The crisis revealed how regulators and even top bank
executives on both sides of the Atlantic failed to grasp the risks in the
complex financial architecture they helped build.
But agreeing new laws among the bloc's 27 member countries
and the European Parliament is becoming so burdensome that diplomats worry
Europe's defences will not be in place should a new crisis hit.
German lender IKB was the first casualty of the financial
crash in mid-2007, imploding after pursuing what one banker described as an
"all you can eat" strategy, snapping up US subprime mortgage debt.
By the time the worst of the crisis was over in Europe, more
than 50 lenders had to be rescued by their governments.
The EU responded with rules governing hedge funds and banker
pay. But it has yet to outline a framework law for dealing with banks
threatened with collapse, a reform many analysts believe is central in ensuring
that bank bondholders - and not the taxpayer - pay to rescue banks in future.
The delicate state of Europe's banks, which have been faced
with the possibility of a chaotic Greek debt default, is partly to blame.
Banks still have trillions of euros of risky loans on their
books, and it has taken the near-unlimited offer of funds from the European
Central Bank (ECB) to prevent another credit freeze.
Leeway or limit?
Michel Barnier, the former French foreign minister given the
task of leading an overhaul of EU financial regulation two years ago, is due to
present his bank salvage plan sometime this year.
But even when he does, the proposed legislation could take
three years to become law.
"We can't afford any more delays," said Olle
Schmidt, a liberal who is leading financial reform efforts in the European
parliament. "If Europe is to be able to react swiftly to another crisis,
these defences must be in place."
Diplomats have also clashed over proposed rules governing
the amount of capital banks must keep in reserve to cover the risks of lending.
This is crucial in preventing another credit boom of the kind that led to the
financial crash.
Britain wants more leeway to impose stricter standards on
capital than the EU, while France wants the limit capped, reflecting the
different way the crisis affected the two neighbouring countries.
"The French banking system did OK, albeit with public
support, whereas British banks took some serious hits," said Sony Kapoor,
founder of think tank Re-Define.
Overhauling banking is just one of the dossiers keeping
diplomats up late at night in the glass and steel buildings of Brussels'
European quarter - working in tandem with colleagues in their home capitals.
While EU leaders have held 17 summits over the past two
years to resolve the sovereign debt debacle, diplomats are sifting their way
through proposals for regulating derivatives, trading, insider dealing, credit
rating agencies and banker pay.
And with most working groups held in English, non-native speakers
often struggle to grasp the highly technical issues.
One official recalled an embarrassing misunderstanding, when
an ambassador appeared to describe a discussion on hedge funds as being
"like a short shit in a long bath". Participants later concluded he
meant "a short sheet on a long bed".
"Sometimes you understand the words but you don't
understand the meaning," said one Eastern European diplomat.

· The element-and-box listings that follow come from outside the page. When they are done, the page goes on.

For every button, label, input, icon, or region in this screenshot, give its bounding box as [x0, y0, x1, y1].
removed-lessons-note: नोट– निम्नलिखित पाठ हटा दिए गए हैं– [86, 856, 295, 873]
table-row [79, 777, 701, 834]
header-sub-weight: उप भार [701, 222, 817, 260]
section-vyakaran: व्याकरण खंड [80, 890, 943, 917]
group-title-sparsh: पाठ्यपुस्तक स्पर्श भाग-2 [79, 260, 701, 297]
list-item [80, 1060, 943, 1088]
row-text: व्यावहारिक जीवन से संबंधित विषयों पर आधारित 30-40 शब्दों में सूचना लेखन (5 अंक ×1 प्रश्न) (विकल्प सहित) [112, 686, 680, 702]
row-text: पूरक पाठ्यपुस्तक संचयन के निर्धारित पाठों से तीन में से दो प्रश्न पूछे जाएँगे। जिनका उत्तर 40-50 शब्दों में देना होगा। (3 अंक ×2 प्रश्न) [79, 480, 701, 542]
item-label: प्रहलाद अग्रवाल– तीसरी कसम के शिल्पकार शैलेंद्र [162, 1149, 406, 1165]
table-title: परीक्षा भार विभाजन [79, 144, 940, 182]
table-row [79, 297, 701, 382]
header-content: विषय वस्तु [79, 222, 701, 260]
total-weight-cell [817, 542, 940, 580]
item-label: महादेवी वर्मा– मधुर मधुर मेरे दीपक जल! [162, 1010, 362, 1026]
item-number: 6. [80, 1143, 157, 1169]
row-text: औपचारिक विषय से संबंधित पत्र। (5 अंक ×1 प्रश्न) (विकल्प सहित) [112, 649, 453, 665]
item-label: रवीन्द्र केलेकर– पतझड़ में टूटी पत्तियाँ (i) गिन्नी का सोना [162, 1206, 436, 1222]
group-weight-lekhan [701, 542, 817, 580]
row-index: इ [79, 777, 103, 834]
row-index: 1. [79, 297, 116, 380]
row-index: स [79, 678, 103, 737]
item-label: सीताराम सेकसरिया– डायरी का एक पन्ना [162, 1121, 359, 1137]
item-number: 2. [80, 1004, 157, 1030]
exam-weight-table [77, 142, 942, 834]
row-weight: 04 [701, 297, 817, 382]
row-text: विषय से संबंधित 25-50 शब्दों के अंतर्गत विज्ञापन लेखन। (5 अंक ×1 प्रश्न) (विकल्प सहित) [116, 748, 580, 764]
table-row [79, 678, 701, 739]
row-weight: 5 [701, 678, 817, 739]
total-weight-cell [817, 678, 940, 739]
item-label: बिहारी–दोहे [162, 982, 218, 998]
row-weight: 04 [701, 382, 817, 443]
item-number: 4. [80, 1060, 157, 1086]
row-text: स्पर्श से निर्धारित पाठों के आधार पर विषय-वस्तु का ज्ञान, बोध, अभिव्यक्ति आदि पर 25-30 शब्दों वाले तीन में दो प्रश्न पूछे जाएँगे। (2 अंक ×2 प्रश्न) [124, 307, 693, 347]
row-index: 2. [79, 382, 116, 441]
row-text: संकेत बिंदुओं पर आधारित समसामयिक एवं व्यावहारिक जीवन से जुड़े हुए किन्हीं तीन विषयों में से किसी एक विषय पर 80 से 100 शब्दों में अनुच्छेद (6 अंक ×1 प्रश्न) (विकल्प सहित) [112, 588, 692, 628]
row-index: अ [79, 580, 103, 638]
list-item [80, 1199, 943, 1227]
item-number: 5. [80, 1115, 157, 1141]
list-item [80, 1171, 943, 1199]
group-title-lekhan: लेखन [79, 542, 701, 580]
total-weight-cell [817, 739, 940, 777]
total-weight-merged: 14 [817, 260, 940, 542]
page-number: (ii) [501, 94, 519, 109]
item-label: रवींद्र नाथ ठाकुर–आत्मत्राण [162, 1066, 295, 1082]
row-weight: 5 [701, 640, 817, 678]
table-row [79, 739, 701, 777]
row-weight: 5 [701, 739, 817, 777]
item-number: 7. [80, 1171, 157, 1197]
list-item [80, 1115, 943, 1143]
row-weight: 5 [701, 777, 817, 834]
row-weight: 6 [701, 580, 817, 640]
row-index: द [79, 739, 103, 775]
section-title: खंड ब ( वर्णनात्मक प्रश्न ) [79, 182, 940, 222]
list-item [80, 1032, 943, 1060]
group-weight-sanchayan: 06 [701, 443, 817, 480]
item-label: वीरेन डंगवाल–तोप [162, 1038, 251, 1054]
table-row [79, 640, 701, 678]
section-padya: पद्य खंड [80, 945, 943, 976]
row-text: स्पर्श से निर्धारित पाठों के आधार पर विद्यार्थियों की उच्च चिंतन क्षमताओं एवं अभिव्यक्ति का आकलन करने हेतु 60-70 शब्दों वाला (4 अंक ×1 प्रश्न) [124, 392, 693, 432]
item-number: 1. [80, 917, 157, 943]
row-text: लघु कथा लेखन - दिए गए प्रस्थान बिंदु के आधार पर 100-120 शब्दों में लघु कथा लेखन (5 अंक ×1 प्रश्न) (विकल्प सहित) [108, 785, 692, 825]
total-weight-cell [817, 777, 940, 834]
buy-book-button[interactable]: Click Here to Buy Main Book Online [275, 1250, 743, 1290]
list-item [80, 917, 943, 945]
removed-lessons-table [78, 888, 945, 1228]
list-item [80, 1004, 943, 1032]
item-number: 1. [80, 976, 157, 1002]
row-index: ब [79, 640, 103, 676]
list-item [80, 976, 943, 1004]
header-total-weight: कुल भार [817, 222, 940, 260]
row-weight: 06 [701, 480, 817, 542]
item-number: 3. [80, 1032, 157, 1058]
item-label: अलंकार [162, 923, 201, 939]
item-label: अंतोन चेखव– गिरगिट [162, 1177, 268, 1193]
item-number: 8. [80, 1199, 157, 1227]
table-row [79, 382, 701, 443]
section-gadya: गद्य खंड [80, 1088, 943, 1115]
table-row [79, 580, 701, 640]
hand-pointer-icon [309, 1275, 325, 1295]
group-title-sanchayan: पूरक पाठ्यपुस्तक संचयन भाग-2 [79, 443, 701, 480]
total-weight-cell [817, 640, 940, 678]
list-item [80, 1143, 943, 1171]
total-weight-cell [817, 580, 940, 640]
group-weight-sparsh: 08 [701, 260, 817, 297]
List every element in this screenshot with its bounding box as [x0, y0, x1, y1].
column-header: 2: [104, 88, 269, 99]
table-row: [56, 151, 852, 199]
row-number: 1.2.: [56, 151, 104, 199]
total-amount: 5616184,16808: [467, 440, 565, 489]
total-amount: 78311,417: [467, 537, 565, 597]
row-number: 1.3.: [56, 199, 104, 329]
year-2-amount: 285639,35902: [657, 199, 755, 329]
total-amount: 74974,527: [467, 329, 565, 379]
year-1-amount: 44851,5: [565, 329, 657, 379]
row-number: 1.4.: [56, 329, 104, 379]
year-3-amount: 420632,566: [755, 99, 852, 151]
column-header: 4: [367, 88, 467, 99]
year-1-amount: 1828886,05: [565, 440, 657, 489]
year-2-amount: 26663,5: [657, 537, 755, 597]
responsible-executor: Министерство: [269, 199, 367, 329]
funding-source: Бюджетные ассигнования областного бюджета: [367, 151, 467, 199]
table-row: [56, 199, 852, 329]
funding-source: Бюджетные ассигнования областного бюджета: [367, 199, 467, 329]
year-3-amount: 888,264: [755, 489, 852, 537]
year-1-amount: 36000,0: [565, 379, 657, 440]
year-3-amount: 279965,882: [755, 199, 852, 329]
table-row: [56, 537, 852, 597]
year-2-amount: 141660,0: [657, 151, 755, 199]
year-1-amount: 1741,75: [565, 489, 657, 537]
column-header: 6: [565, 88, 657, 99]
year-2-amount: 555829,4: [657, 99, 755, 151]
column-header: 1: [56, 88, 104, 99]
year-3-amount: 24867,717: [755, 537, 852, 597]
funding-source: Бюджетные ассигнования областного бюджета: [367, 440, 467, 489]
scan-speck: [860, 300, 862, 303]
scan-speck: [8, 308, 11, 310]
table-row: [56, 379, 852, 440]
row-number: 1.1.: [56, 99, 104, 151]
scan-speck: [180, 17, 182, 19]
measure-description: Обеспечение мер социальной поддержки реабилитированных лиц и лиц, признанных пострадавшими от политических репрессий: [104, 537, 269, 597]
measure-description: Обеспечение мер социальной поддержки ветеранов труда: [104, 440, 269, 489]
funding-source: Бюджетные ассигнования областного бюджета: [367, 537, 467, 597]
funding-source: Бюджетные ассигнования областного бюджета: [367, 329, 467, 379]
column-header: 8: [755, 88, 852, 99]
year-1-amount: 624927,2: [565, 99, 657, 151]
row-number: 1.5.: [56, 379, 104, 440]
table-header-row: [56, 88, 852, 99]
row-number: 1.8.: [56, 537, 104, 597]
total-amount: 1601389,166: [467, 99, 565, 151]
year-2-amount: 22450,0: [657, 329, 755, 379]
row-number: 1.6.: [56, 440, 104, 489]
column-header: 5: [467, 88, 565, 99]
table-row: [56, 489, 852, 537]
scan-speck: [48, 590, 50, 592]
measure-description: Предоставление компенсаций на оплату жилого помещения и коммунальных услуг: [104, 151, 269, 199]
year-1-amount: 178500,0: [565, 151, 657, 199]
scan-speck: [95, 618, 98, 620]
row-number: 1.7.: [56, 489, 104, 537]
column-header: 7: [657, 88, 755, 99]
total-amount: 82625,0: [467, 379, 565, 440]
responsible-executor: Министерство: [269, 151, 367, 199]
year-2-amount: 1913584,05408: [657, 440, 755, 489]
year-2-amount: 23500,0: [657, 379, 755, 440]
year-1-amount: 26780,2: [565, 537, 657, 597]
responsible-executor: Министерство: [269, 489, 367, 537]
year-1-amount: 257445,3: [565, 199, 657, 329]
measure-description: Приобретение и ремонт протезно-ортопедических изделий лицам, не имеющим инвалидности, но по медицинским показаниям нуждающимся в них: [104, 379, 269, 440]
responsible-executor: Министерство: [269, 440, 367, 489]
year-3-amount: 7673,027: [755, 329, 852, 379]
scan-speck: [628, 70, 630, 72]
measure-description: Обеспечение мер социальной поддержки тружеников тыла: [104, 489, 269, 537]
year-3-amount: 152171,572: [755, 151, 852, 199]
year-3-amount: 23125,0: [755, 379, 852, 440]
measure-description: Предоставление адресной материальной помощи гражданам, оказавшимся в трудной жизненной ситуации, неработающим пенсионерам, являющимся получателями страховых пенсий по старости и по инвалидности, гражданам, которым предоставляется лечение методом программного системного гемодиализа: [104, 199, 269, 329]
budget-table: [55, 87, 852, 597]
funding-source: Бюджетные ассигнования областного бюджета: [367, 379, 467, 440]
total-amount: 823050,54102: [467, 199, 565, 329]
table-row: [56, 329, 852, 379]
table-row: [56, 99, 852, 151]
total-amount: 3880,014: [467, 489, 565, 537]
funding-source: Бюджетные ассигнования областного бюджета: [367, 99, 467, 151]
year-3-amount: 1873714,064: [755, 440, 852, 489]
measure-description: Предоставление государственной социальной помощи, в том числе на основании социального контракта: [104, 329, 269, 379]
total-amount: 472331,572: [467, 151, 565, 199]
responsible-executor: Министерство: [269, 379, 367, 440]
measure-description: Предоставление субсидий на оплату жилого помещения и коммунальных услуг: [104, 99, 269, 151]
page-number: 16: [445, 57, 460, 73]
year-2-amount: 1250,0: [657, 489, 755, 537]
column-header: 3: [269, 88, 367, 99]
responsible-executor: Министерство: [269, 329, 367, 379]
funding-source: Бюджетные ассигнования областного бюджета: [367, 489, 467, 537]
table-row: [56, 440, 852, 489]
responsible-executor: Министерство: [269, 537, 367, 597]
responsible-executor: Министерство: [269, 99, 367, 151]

The final legal text is often as mystifying as the process
that created it. "They are unreadable," said Eddy Wymeersch, a former
regulator, commenting on hedge fund rules. "It is just page after page of
legalese."
Bruce Stokes, an analyst with think tank the German Marshall
Fund, believes Washington works faster because directly elected members of Congress
and not bureaucrats draft legislation. "Brussels is not that
accountable," he said.
Washington drew up the Dodd-Frank act in 2010, a framework
for financial reform that includes sweeping changes including bans on banks
trading on their own account.
Fleshing out the full detail of these rules will, however,
require further work and the European Commission points to its success in
moving earlier on banker pay and bank capital.
In Europe, much of the responsibility for rewriting the
rulebook for finance falls to the commission, proposing and writing the first
draft of laws that are then sent to European countries and the bloc's
parliament for approval.
"The European legislative system is designed far more
for incremental adjustment than for major reform," said Nicolas Veron, an
expert in financial policy who works in both Washington and Brussels.
"It's more bureaucratically driven, but that doesn't mean that the outcome
is not political."
With things moving so slowly, those working on the dossiers
say the new regulations are in danger of being overtaken by events.
"I'll be retired by the time all of this is done,"
said one banker, whose job it is to predict the direction of legislation.
"It's not the kind of work I'd recommend."